An inscription that was found in a niche on the rockface above a cistern located opposite two other structures to the north of ed-Deir while it was being cleaned in 1991, mentioned "the mrzh' of Obodat the god". Mrzh is interpreted as a private religious group with a limited number of members. The inscription may be indication that the entire Deir complex was dedicated to a cult of worship centered around either a deity named Obodat for whom the Nabataean king, Obodas I was named, or that he was deified for his deeds.

===Christian===
The interior chamber of ed-Deir has several incised crosses carved into the wall, which may indicate that the space might have been used as a church or hermitage.

After the abandonment of Byzantine Petra with its main churches near the city center, a Christian presence in the form of Greek Orthodox hermits and cenobites living in lavra- or coenobium-type communities of among the ruins of the wider ancient metropolis and its necropoles continued all until the late 19th century. The area around ed-Deir shows a particular density of such communities, who even left an epigraph on the entablature of the monumental facade, observed by Burckhardt in 1812, but which had already disappeared by 1865.

Magister Thetmarus (Thietmar) documented in 1217 that two Greek monks were living near Petra, but their abode was at the church on the summit of Mount Aaron ('Jabal an-Nabi Harûn', lit. the
mountain of the Prophet Aaron, some 5 km SW of Petra), not at ed-Deir (see original Latin text here and its German translation here).

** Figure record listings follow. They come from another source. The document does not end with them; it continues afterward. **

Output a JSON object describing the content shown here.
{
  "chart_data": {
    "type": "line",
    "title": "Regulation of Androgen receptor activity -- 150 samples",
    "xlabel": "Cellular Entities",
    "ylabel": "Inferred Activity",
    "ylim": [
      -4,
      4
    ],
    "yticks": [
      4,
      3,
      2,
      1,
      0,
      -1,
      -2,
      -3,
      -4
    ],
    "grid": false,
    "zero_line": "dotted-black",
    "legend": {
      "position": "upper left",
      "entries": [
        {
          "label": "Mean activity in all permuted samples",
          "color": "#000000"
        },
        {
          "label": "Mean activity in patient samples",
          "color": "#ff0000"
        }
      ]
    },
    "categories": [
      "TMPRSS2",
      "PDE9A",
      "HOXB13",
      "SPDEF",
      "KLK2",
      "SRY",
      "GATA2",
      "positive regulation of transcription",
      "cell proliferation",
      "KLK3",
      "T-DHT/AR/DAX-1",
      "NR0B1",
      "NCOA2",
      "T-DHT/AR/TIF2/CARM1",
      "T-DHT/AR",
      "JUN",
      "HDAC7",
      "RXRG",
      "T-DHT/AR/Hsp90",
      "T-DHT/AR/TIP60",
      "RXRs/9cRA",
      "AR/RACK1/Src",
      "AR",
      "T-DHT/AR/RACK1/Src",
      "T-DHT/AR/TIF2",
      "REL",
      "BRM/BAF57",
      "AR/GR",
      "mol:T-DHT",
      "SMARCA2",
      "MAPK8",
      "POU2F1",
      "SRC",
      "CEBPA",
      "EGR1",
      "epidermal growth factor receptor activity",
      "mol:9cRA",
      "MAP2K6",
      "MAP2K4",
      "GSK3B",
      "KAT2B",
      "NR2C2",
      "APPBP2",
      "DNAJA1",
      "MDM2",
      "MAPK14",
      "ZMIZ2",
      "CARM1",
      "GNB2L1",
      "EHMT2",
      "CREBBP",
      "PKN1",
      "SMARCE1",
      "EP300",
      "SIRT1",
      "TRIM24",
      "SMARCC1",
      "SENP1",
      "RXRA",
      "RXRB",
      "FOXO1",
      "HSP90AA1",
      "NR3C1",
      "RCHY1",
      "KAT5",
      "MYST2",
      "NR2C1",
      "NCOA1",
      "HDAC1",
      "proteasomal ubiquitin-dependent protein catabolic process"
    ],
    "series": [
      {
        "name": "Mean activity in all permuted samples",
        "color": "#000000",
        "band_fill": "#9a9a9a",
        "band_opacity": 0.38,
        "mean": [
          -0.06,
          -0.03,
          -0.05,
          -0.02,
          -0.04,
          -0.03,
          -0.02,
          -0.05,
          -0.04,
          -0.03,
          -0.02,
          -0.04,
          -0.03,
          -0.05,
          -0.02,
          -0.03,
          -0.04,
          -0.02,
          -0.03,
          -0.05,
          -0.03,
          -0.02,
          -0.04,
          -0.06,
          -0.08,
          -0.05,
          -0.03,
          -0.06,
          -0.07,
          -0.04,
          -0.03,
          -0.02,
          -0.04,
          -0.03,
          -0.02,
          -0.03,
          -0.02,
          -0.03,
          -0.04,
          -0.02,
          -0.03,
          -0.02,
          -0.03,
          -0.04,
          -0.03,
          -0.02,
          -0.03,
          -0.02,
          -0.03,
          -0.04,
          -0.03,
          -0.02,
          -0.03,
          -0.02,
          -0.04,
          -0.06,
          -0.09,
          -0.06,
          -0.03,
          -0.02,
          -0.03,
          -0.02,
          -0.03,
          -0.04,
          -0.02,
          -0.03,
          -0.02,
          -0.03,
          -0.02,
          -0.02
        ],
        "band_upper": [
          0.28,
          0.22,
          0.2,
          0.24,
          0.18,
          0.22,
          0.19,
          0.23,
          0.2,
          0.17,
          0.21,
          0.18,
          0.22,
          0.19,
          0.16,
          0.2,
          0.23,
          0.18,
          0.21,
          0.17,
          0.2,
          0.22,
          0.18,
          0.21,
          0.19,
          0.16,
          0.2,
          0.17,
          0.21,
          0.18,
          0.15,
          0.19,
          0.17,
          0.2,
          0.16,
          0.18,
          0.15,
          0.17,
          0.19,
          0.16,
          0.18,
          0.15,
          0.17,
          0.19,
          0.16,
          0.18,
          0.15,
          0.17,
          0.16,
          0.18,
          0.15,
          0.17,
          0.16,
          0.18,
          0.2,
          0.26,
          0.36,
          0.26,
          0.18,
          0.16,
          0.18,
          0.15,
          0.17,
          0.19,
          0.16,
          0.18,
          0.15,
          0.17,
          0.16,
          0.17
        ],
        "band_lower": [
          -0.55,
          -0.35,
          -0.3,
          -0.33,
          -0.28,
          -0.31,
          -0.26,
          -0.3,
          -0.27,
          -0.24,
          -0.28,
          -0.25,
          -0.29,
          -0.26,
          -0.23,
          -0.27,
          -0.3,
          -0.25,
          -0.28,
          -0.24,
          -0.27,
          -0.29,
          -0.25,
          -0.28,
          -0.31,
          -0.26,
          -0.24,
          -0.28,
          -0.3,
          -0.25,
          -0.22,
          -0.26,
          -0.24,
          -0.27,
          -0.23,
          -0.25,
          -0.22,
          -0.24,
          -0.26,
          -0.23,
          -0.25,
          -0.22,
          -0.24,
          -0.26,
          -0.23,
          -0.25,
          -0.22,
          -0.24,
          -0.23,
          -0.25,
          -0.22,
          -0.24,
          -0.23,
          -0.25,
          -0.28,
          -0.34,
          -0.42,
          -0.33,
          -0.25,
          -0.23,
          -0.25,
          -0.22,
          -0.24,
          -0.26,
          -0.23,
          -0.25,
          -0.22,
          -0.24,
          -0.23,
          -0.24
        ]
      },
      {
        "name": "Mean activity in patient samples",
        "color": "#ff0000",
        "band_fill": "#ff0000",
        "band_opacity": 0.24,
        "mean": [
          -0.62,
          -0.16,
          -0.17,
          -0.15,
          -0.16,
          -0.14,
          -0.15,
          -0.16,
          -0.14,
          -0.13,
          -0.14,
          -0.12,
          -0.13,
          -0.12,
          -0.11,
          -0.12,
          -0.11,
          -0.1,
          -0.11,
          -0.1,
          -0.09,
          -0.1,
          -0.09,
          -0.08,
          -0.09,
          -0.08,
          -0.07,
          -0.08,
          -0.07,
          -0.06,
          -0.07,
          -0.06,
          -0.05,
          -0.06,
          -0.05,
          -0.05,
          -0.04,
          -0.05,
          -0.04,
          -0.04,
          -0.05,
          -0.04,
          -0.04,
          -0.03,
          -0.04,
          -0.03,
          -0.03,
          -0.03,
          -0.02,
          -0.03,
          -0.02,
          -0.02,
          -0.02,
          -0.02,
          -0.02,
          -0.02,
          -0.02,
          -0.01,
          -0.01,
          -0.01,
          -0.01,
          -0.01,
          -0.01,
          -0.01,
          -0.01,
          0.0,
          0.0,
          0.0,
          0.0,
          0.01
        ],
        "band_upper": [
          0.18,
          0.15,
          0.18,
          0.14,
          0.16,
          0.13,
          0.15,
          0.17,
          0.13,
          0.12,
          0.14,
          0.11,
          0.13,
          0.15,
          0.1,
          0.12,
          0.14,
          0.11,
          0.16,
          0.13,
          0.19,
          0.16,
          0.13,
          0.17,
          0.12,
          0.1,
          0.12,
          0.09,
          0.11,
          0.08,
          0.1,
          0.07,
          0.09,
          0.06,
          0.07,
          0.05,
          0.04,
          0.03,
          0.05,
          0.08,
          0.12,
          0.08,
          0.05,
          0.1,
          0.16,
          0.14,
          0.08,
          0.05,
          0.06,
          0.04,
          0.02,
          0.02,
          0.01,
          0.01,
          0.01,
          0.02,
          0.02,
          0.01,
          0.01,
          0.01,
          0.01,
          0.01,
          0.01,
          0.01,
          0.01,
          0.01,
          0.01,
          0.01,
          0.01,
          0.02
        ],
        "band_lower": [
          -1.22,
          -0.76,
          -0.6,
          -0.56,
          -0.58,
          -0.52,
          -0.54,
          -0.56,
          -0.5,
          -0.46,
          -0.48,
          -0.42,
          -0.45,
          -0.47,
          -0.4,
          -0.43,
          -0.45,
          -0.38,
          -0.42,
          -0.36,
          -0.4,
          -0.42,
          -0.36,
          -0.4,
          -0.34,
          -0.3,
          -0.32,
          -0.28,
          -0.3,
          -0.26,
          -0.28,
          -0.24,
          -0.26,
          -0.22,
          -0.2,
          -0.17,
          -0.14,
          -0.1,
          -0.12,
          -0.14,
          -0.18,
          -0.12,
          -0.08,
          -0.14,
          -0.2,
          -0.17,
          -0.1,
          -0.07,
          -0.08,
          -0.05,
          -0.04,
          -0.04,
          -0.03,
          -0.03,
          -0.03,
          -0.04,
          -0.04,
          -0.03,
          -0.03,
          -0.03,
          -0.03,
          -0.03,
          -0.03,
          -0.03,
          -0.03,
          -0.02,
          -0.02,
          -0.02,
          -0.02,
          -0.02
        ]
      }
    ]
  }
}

==3D documentation with laser-scanning==
The monastery was spatially documented in 2013 by the non-profit research group Zamani Project, which specialises in 3D digital documentation of tangible cultural heritage. A 3D model can be viewed here. The data generated by the Zamani Project creates a permanent record that can be used for research, education, restoration, and conservation.

==In popular culture==
The monastery has appeared in several Hollywood movies, such as the 2009 film Transformers: Revenge of the Fallen.